Interaction of shock train with cavity shear layer in a scramjet isolator

Abstract

The interaction between the self-excited shock train flow and the cavity shear layer in a scramjet isolator is investigated numerically using detached-eddy simulations. The effect of changing the position of the shock train by controlling the back pressure ratio and the effect of changing the cavity front wall angle are analyzed using unsteady statistics and modal analysis. The propagation mechanism of the pressure disturbance was investigated by spatiotemporal cross-correlation coefficient analysis. In the present numerical study, a constant isolator section with a cavity front wall (θ = 90° and 60°) was considered, followed by a diffuser section simulated at Mach number 2.2 with three different back pressure ratios (pb/p∞ = 0.7, 5.0, and 6.0). The change in back pressure provides three different conditions (i.e., no shock train, shock train ends before the leading edge of the cavity, and shock train present above the cavity). To understand the unsteady dynamics of the interaction of the shear layer with the shock train, the spatiotemporal trajectory of the wall pressure and the centerline pressure distribution, the spatiotemporal cross-correlation coefficient, and the modal analysis by dynamic mode decomposition are obtained.
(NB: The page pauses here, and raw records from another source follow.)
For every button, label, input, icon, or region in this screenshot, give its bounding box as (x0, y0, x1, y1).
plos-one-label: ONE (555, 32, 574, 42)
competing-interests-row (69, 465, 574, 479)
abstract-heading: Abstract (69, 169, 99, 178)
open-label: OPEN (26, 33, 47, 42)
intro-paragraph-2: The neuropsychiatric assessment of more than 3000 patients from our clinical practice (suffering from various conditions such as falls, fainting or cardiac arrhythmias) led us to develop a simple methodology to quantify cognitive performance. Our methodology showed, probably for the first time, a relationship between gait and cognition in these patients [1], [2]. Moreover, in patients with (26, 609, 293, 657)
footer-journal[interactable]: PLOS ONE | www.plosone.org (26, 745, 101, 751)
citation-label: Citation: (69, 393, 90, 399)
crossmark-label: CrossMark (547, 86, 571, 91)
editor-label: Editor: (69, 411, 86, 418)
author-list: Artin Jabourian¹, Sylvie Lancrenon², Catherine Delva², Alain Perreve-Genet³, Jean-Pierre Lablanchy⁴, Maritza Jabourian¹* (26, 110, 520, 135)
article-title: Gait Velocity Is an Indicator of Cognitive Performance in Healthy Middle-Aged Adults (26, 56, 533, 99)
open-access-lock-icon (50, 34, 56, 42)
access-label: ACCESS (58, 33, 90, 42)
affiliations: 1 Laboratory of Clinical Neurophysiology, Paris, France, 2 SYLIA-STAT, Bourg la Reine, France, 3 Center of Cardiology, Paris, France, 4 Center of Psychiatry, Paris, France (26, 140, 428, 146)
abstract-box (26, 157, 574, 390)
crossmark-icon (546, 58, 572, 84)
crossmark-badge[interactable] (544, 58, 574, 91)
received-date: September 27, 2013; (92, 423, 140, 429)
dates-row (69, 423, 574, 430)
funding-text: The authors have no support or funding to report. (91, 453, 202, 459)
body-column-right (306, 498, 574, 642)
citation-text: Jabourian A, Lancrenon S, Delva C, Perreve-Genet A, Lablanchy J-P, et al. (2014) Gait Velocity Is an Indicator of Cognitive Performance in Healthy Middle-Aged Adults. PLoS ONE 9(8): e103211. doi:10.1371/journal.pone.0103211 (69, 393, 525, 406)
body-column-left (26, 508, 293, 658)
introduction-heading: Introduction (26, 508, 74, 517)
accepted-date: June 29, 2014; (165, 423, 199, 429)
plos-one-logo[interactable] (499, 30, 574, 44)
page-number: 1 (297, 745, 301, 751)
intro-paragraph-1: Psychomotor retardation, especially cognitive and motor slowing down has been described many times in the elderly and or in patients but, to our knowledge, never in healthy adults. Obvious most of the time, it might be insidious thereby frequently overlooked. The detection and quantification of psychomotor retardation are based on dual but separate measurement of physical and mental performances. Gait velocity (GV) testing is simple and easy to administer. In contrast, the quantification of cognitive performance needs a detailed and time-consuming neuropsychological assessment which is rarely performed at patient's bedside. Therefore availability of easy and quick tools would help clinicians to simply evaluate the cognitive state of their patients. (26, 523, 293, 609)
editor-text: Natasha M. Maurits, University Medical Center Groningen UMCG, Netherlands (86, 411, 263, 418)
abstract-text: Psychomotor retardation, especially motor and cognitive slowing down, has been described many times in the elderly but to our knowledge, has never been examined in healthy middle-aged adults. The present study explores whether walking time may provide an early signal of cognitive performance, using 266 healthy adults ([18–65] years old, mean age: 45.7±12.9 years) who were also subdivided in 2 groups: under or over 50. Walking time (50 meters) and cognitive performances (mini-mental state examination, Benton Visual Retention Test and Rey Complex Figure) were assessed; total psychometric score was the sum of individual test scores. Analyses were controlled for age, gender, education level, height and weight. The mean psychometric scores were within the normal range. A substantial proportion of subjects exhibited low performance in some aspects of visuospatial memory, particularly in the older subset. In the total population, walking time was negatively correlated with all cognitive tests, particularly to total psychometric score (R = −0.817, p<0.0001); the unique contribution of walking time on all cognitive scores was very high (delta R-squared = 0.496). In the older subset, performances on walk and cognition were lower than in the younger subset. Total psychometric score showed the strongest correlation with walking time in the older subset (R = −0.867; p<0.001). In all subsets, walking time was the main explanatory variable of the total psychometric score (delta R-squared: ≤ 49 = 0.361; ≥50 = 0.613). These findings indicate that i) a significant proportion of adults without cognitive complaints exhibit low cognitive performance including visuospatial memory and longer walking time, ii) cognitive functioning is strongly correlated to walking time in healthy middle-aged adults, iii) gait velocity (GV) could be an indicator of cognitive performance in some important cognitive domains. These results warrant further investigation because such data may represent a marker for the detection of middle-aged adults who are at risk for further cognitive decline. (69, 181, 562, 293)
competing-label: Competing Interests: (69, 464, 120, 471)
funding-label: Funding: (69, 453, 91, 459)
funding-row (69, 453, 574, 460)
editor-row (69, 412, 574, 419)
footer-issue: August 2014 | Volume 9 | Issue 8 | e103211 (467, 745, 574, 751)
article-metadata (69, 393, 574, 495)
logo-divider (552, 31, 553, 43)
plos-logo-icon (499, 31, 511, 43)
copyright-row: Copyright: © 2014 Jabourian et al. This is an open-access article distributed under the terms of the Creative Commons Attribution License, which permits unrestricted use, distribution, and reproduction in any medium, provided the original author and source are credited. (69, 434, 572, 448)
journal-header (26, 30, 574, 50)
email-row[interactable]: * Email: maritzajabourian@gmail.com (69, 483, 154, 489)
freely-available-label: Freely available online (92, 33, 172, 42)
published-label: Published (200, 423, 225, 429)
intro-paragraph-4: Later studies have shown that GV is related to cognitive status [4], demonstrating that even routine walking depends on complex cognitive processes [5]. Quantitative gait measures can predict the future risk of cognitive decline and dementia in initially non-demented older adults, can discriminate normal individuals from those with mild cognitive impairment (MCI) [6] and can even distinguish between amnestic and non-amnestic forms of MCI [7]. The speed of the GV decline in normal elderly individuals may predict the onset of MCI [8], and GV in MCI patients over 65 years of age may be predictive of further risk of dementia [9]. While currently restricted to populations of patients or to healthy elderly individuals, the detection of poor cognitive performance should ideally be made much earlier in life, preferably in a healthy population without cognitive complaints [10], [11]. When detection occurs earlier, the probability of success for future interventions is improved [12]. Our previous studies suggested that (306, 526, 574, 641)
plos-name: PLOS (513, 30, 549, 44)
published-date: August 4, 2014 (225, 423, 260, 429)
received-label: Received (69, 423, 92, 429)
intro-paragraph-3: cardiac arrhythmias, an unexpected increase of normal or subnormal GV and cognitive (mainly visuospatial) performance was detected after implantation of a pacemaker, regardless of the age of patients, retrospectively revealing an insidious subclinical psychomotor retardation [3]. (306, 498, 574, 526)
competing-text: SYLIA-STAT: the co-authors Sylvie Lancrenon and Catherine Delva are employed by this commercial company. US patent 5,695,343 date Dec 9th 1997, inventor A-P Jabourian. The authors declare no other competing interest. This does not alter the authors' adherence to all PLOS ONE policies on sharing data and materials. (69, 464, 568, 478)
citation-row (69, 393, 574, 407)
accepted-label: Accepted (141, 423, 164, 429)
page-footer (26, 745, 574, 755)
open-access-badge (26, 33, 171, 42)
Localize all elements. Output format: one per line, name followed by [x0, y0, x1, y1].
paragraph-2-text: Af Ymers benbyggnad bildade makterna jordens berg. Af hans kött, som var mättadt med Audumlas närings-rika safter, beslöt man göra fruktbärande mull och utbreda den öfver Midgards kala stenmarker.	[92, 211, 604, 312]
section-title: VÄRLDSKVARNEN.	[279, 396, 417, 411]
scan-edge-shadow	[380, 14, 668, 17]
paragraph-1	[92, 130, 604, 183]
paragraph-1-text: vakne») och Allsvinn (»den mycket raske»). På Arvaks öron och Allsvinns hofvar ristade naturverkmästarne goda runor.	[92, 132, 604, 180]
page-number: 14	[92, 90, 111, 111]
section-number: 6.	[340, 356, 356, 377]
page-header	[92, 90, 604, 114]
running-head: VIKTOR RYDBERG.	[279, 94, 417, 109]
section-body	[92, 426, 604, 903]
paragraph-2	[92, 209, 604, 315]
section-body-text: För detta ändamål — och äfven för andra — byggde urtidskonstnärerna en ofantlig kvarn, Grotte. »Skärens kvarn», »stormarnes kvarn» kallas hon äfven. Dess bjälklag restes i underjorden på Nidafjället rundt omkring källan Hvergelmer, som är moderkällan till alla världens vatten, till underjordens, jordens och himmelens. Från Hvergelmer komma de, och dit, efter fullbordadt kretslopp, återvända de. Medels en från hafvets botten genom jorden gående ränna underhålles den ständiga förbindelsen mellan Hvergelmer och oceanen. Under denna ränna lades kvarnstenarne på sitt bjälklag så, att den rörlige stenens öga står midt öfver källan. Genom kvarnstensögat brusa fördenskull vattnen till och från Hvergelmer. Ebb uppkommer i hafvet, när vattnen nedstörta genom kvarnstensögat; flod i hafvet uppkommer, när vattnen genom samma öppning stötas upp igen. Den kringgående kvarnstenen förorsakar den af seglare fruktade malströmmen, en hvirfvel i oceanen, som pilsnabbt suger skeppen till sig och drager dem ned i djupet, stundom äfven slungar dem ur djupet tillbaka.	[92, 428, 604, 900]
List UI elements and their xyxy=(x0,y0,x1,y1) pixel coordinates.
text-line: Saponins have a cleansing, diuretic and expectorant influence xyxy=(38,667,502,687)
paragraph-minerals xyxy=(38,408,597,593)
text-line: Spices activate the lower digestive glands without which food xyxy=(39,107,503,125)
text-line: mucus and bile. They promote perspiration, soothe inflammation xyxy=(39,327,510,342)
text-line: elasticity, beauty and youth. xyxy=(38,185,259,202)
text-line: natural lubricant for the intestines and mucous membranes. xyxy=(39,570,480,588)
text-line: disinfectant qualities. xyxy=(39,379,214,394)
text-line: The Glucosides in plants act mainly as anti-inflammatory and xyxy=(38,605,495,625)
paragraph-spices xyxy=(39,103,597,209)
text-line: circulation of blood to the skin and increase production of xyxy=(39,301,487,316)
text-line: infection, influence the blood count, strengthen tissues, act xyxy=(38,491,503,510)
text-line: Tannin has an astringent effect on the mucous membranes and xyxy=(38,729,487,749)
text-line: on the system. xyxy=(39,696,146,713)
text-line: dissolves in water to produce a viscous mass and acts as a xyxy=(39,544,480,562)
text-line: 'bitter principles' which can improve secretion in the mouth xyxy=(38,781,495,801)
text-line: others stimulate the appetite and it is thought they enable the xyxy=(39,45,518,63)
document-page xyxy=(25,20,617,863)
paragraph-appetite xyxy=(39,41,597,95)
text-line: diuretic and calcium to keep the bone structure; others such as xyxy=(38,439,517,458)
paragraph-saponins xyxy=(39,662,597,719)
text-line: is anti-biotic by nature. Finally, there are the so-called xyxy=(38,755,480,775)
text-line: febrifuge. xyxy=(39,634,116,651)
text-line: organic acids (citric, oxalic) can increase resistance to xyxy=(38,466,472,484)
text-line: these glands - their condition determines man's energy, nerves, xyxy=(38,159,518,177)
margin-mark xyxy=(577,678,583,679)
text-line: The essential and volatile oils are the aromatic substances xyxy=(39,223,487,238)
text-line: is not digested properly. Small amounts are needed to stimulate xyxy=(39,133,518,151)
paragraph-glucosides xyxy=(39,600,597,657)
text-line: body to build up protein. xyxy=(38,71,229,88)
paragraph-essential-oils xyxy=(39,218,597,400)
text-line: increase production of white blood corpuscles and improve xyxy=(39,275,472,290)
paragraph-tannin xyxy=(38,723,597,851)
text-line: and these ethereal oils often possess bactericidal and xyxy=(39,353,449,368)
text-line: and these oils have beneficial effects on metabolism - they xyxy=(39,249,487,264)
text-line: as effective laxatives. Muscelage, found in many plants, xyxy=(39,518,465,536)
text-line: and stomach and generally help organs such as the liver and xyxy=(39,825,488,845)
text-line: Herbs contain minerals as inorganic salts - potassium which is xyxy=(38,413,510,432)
The results show that the low-frequency shock train oscillation dominates the self-sustained cavity oscillation. The spatiotemporal cross-correlation between the wall surface and the center of the cavity bottom wall indicates the propagation of local disturbances originating from the separated boundary layer caused by the shock and the recirculation zone in the corners of the cavity. Dynamic mode decomposition analysis shows the shear layer at the leading edge of the cavity and the downstream propagation of large eddies from the cavity. It also shows the pairing of coherent structures between the shock train and the recirculation zone of the cavity.